Once they were inside, Mamima gave the pot of yoghurt and the pot of sweetmeats to the old lady ‘There was no need,’ she said. ‘Oh really,’ she said. ‘This is too much,’ she insisted, with the air of someone who has just been given the Kohinoor diamond as a birthday present. ‘Come, come, come,’ said Chhotomama, with the air of someone who has just given the Kohinoor diamond as a birthday present, and refuses to be overawed by his own generosity. ‘It’s nothing.’ It was nothing, of course, only Ganguram’s sweets and yoghurts, but they fussed and fussed and created the illusion that it was something, something unique and untasted and unencountered (p75).
Such scenes are enacted exactly with this very tone and texture Chaudhuri describes so well, with all the cordialities and courtesies exchanged almost formally, certainly ritually. Chaudhuri goes on the describe how the younger members of the house come out to touch the feet of the elder visitors, while the visitors try to stop them,
’Oh no no no’ said Chhotomama, struggling to keep the son’s hand away from his feet. ‘There’s no need for all this.’ This was half a token gesture towards modesty, and half towards the new, ‘modern’ India – Nehru’s secular India, free or ritual and religion (p75).
The lovely ebb and flow between the less ceremonious contemporary expectations, and the old ways, are beautifully captured in this recounting, as Sandeep looks on in wonder at the oddities and apparently contrariness of adults.
Toibin’s foreword points to the innocence and experience of Sandeep, and to the way his act of noticing makes sense of the scenes, and gives meaning to them. However, he seems to read Chaudhuri’s novel as representation, but it is surely not an unbiased representation in its nearly somnolent acceptance of the order of things. For example, the depictions of the household include servants, such the live in servant, Saraswati, who washes clothes while everyone else rests during the afternoon heat, and whose sleeping places seem to be the most uncomfortable in the house. There is mention of a sweeper, and a janitor, but no comment at all on how the middle class household functions so comfortably because of the services of all these others who are as much taken for granted as the furniture might be. They are appreciated, well treated even, as valued furnishing would be, but regarded only in terms of their service and utility in a very class-based consciousness, which comes across as being very accurate, but which is framed in a very benevolent manner. There are times when Chaudhuri’s pen may slightly run away with him, such as when the Muslim janitor’s children come to their house to watch a Sunday film.
He noticed, from the corner of his eye, how her bright and ragged body ran impulsively down the stairs, and listened to her slightly hoarse, illiterate voice calling to her brother and sister to follow (p63).
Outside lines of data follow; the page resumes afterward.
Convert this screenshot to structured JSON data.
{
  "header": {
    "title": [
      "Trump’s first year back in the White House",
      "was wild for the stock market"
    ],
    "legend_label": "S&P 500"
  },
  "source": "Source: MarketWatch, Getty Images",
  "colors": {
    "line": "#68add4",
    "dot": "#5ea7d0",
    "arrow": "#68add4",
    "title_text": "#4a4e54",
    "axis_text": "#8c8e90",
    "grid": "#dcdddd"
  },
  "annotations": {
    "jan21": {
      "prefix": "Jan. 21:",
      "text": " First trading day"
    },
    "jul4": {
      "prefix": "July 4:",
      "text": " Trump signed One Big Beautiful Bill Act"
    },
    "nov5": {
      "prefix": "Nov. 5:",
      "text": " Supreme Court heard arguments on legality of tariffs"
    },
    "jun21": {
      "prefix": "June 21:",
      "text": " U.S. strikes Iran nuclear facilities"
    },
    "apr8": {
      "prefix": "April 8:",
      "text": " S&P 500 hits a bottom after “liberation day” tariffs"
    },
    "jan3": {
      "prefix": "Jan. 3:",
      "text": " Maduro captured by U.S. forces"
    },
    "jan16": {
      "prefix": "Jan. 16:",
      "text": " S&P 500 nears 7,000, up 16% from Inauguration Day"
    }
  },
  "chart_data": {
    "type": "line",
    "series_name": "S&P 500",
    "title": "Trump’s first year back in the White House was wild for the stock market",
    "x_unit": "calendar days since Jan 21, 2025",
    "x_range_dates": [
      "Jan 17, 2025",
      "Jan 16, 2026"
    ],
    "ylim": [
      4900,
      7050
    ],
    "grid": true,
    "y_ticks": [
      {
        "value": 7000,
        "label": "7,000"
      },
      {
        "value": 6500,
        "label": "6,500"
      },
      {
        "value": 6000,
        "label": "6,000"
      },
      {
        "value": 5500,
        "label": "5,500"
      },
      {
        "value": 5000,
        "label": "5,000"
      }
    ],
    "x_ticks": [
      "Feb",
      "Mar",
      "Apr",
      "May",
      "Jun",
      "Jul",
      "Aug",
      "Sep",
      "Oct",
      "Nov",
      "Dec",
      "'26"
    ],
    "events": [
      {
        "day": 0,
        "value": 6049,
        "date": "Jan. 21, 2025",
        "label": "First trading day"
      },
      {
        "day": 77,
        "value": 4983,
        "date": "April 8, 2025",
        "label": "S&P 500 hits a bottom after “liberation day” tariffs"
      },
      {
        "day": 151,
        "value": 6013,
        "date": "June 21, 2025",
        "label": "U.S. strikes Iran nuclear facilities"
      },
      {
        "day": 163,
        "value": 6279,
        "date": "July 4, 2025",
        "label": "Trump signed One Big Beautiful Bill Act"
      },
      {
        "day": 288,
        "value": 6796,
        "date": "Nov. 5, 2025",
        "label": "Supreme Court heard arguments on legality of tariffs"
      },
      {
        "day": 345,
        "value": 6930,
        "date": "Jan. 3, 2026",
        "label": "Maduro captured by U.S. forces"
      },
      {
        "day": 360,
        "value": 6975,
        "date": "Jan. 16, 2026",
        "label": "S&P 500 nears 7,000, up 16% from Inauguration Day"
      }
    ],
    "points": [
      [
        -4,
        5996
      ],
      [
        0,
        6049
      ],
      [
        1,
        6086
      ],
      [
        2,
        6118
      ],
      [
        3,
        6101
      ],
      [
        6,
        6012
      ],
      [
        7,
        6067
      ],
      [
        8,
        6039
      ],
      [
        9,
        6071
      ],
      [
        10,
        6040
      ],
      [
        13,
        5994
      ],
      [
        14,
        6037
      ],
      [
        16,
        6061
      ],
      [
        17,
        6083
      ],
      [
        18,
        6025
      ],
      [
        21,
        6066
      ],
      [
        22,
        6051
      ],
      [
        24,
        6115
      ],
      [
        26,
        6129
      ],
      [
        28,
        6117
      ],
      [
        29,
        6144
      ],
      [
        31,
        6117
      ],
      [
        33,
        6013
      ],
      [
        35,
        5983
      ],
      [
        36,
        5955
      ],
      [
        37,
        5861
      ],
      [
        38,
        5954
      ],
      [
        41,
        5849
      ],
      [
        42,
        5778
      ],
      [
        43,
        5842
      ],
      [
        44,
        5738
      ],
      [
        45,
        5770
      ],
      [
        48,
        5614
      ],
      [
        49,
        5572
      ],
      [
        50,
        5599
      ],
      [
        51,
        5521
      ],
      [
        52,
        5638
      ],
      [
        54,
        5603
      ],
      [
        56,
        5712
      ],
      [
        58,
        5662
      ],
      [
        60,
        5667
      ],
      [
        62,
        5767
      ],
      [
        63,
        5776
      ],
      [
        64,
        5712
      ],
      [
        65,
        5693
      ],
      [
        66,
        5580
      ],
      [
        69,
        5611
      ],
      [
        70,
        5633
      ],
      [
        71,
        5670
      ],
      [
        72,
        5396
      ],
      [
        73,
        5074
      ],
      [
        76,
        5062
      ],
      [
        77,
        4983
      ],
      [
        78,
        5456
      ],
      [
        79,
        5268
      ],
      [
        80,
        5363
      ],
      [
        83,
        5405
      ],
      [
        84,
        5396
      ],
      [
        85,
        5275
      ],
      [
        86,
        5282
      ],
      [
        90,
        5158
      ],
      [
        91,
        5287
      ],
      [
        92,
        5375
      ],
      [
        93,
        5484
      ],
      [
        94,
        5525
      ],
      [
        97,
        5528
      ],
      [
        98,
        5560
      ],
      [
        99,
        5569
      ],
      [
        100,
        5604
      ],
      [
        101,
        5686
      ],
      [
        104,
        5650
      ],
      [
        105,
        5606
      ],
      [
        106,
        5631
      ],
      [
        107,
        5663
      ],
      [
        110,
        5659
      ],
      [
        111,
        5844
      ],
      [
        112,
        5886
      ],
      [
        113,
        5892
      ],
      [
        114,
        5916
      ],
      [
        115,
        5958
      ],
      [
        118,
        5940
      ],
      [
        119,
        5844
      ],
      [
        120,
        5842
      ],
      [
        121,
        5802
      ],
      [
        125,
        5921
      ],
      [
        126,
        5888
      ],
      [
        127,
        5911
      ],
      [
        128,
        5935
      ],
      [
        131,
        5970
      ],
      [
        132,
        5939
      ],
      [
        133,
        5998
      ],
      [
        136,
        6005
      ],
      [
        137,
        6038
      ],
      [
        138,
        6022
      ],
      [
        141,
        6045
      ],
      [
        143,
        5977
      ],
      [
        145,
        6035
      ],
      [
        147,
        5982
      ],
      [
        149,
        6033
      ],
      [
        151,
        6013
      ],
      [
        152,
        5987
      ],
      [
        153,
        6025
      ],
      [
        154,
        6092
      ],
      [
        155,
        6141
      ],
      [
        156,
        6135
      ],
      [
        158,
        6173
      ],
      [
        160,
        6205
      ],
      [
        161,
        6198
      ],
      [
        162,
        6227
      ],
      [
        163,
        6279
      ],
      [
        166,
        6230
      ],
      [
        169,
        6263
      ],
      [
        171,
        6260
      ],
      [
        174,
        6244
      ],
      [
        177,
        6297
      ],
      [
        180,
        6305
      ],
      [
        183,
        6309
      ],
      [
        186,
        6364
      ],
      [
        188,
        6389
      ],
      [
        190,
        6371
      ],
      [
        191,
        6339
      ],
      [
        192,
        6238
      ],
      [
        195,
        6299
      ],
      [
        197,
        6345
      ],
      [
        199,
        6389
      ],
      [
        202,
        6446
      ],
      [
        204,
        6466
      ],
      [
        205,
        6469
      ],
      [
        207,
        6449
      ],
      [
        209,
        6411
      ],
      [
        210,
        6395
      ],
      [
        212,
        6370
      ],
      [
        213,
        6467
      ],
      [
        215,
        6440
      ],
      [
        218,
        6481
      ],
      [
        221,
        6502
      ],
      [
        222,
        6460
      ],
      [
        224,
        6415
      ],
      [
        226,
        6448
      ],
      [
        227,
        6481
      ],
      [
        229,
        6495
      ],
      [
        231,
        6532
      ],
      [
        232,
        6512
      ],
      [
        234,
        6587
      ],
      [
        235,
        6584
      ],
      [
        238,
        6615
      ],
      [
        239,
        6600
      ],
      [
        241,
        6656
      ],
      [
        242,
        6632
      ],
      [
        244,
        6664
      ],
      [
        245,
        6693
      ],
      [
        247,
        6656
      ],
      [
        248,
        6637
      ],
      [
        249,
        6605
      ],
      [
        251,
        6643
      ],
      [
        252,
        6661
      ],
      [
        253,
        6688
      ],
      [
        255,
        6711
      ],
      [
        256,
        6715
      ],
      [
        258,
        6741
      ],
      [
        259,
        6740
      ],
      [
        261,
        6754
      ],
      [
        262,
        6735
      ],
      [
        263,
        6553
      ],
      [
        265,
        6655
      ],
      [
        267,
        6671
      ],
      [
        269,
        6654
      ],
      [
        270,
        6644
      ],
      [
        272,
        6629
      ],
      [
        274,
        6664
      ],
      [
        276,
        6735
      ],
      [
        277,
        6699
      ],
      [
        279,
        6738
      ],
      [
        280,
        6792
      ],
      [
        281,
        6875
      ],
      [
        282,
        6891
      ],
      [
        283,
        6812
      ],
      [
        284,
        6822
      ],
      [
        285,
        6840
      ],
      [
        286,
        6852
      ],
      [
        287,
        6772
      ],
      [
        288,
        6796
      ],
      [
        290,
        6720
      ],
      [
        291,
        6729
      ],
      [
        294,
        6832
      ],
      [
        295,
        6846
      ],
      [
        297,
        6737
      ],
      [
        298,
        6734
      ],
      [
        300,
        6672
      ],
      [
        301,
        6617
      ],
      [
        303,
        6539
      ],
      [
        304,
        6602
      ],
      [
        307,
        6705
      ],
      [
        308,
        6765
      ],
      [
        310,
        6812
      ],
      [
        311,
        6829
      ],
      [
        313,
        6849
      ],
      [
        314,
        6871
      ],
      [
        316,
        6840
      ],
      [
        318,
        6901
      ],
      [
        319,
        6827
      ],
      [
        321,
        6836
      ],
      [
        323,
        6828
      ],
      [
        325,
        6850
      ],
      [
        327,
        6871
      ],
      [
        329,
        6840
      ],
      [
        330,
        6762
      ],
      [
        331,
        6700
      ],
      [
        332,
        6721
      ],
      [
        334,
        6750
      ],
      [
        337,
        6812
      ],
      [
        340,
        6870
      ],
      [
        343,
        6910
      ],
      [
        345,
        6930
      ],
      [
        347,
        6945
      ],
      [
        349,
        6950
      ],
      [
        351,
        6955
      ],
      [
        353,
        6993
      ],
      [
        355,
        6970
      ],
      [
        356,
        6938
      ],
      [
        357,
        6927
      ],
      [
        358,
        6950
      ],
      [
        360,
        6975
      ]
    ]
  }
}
How can a voice be illiterate? Her choice of words may signal a lack of education, though being literate is not necessarily the same thing, but nevertheless, how can a voice sound illiterate?
However, for most part, Chaudhuri’s novella is a beautifully rendered symphony of observation, memory, and textures of Calcutta, a certain period, a certain place, and a certain class angle. When Sandeep’s uncle falls ill, the descriptions of how the family’s rhythm changes and the visits to the hospital and the back and forth that goes on comes across as being socially choreographed, as beautifully as any dance ensemble, and yet so instantly recognisable to the rhythms of many an extended family in the same situation. Overall, the novella is a beautiful read. It is short, which is good, because it goes nowhere, but it is enchanting in its own way, like a bubble poised perfectly for a fleeting moment, beautiful partly because of its very transience.